A bit too subtle and understated for me, Andy.
Besides if we did that the Archbish would write a 50,000 word speech saying that while on the one hand inasmuch as because, on the other hand howsomever notwithstanding albeit nevertheless, and we’d be right back where we started.
K.B.It may be a little understated but I would gladly take singing lessons so that I could be in the choir! there is nothing like the prospect of even more speech laws to make my blood boil, God I wish we had a first amendment!
“The legal provision should keep before our eyes the general risks of debasing public controversy by thoughtless and, even if unintentionally, cruel styles of speaking and acting,” he said.”
“Lovely. Pass a law against offending people, “even if unintentionally.” Can’t see how that idea could possibly go wrong.” See: Instapundit @ volokh.com/posts/1201654063.shtml
Right, Richard, (wannabe tenor) – I too am available (Soprano) for B&W Choral Union rehearsals. We could do with drowning out that Jellicle Andy chap. He sure does come on a wee bit too strong with his blasphemous tribal language.! Do you not agree?
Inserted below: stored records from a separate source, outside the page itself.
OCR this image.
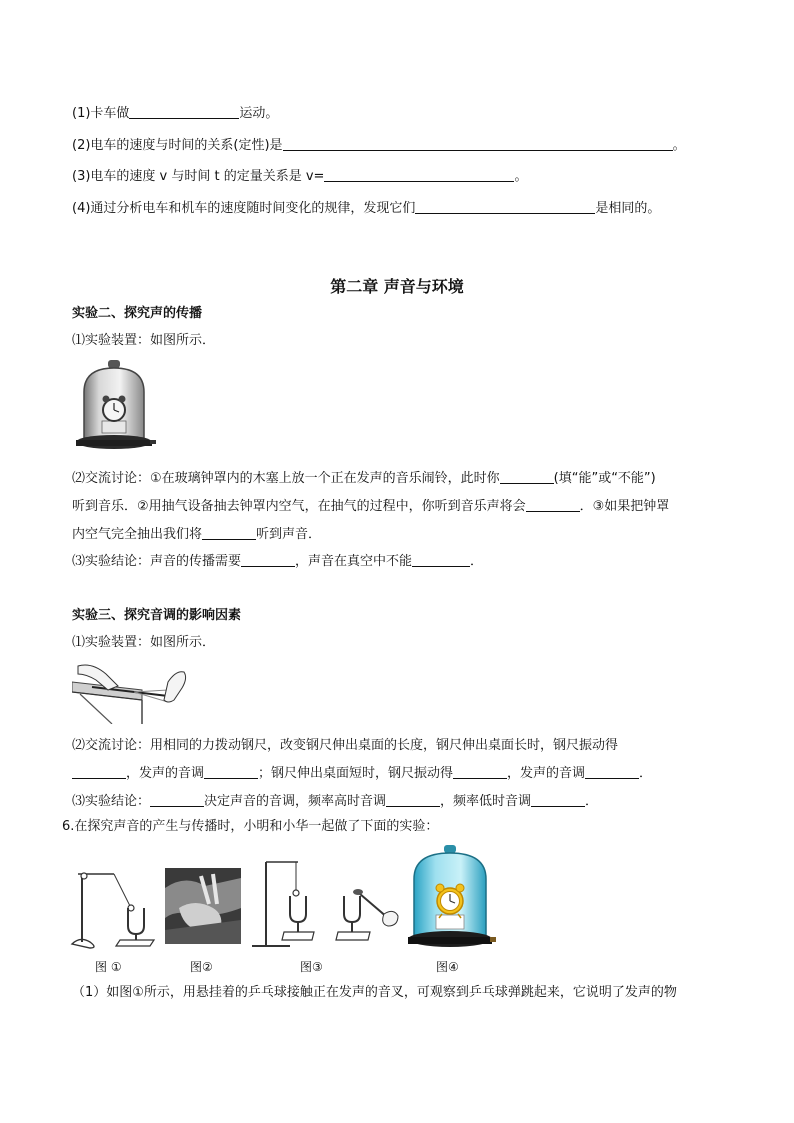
(1)卡车做	运动。
(2)电车的速度与时间的关系(定性)是	。
(3)电车的速度 v 与时间 t 的定量关系是 v=	。
(4)通过分析电车和机车的速度随时间变化的规律，发现它们	是相同的。
第二章 声音与环境
实验二、探究声的传播
⑴实验装置：如图所示．
⑵交流讨论：①在玻璃钟罩内的木塞上放一个正在发声的音乐闹铃，此时你	(填“能”或“不能”)
听到音乐．②用抽气设备抽去钟罩内空气，在抽气的过程中，你听到音乐声将会	．③如果把钟罩
内空气完全抽出我们将	听到声音．
⑶实验结论：声音的传播需要	，声音在真空中不能	．
实验三、探究音调的影响因素
⑴实验装置：如图所示．
⑵交流讨论：用相同的力拨动钢尺，改变钢尺伸出桌面的长度，钢尺伸出桌面长时，钢尺振动得
，发声的音调	；钢尺伸出桌面短时，钢尺振动得	，发声的音调	．
⑶实验结论：	决定声音的音调，频率高时音调	，频率低时音调	．
6.在探究声音的产生与传播时，小明和小华一起做了下面的实验：
图 ①	图②	图③	图④
（1）如图①所示，用悬挂着的乒乓球接触正在发声的音叉，可观察到乒乓球弹跳起来，它说明了发声的物
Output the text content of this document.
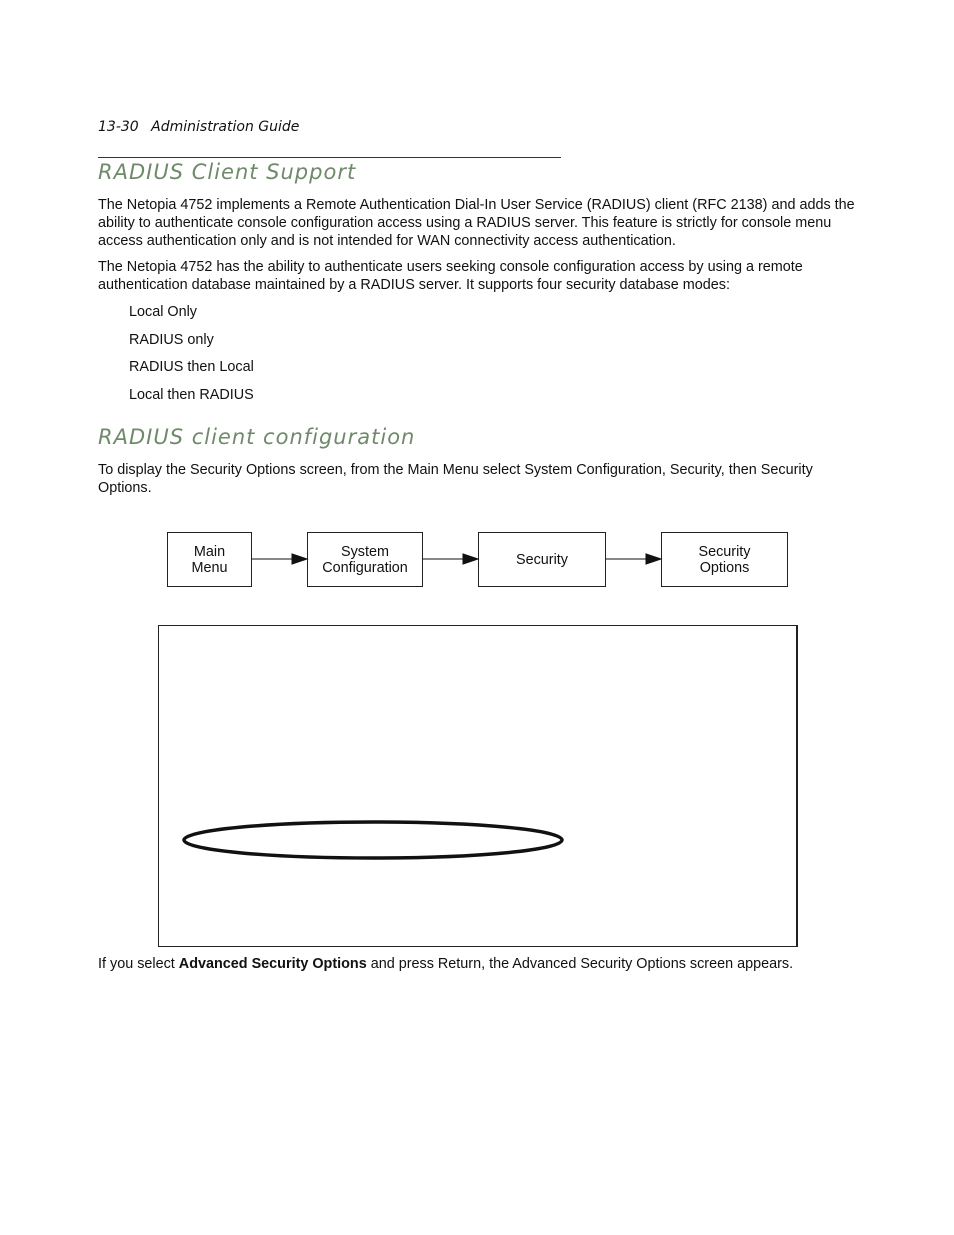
13-30 Administration Guide
RADIUS Client Support

The Netopia 4752 implements a Remote Authentication Dial-In User Service (RADIUS) client (RFC 2138) and adds the ability to authenticate console configuration access using a RADIUS server. This feature is strictly for console menu access authentication only and is not intended for WAN connectivity access authentication.

The Netopia 4752 has the ability to authenticate users seeking console configuration access by using a remote authentication database maintained by a RADIUS server. It supports four security database modes:

Local Only
RADIUS only
RADIUS then Local
Local then RADIUS
RADIUS client configuration

To display the Security Options screen, from the Main Menu select System Configuration, Security, then Security Options.

Main
Menu
System
Configuration	Security	Security
Options

If you select Advanced Security Options and press Return, the Advanced Security Options screen appears.
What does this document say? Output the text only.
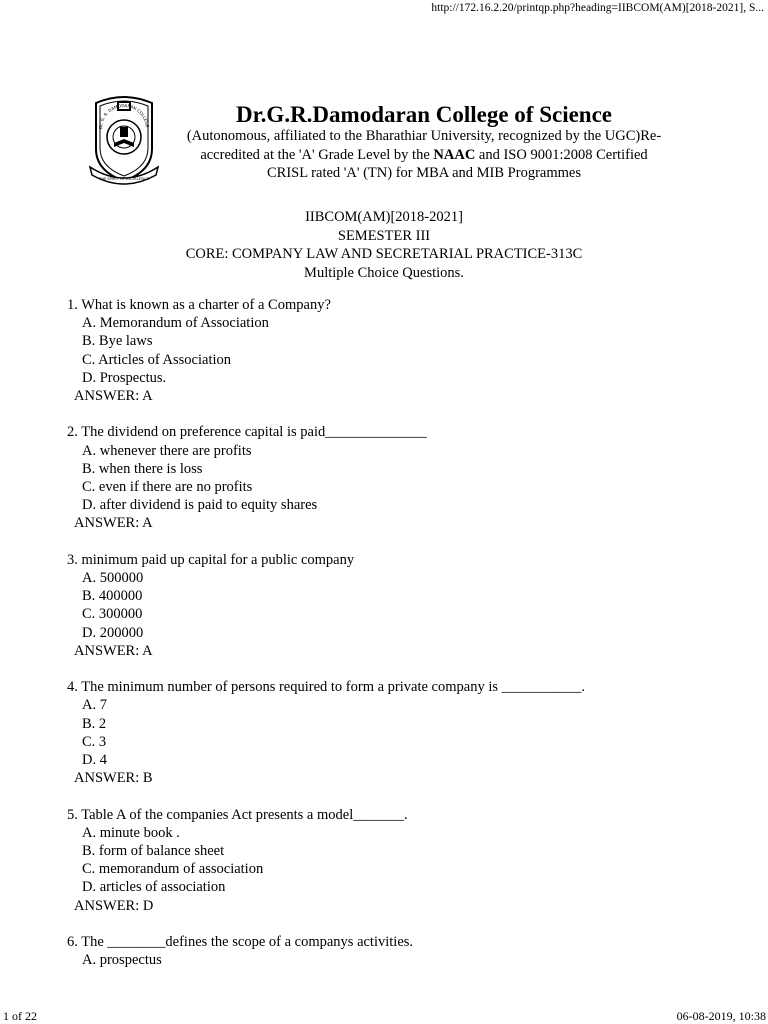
http://172.16.2.20/printqp.php?heading=IIBCOM(AM)[2018-2021], S...
Dr. G. R. DAMODARAN COLLEGE
THE SPIRIT OF EXCELLENCE
Dr.G.R.Damodaran College of Science
(Autonomous, affiliated to the Bharathiar University, recognized by the UGC)Re-
accredited at the 'A' Grade Level by the NAAC and ISO 9001:2008 Certified
CRISL rated 'A' (TN) for MBA and MIB Programmes
IIBCOM(AM)[2018-2021]
SEMESTER III
CORE: COMPANY LAW AND SECRETARIAL PRACTICE-313C
Multiple Choice Questions.
1. What is known as a charter of a Company?
A. Memorandum of Association
B. Bye laws
C. Articles of Association
D. Prospectus.
ANSWER: A
2. The dividend on preference capital is paid______________
A. whenever there are profits
B. when there is loss
C. even if there are no profits
D. after dividend is paid to equity shares
ANSWER: A
3. minimum paid up capital for a public company
A. 500000
B. 400000
C. 300000
D. 200000
ANSWER: A
4. The minimum number of persons required to form a private company is ___________.
A. 7
B. 2
C. 3
D. 4
ANSWER: B
5. Table A of the companies Act presents a model_______.
A. minute book .
B. form of balance sheet
C. memorandum of association
D. articles of association
ANSWER: D
6. The ________defines the scope of a companys activities.
A. prospectus
1 of 22	06-08-2019, 10:38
There is more than one way to skin a cat.
Yeah, just screech like Mephistopheles. & all hell shall let loose.
“A young man, a student of journalism, is sentenced to death by an Islamic court for downloading a report from the internet.”
Sayed Pervez Kambaksh, my thoughts go out to you. I do hope there will be intervention in time to save you from this dreadful fate. It is mindboggling to say the least.
What next! Gosh I do hope all @ B&W will sign the urgent petition over @ B&W News section.
No snow here, just a lovely clear blue sky above endless traffic and smog.
I am an experienced guitarist by the way, and can accompany choral performances if required, especially if they’re Dylan, Leonard Cohen or JJ Cale ‘hymns’…
Andy G – goodness gracious ! Catchy tune though that one…
Whatever happened to Leonard Cohen I used to like his stuff?
Leonard Cohen is still alive and performing Richard – a friend of mine heard him live a few months ago.
Jennifer Warnes’ Famous Blue Raincoat is full of good interpretations Richard.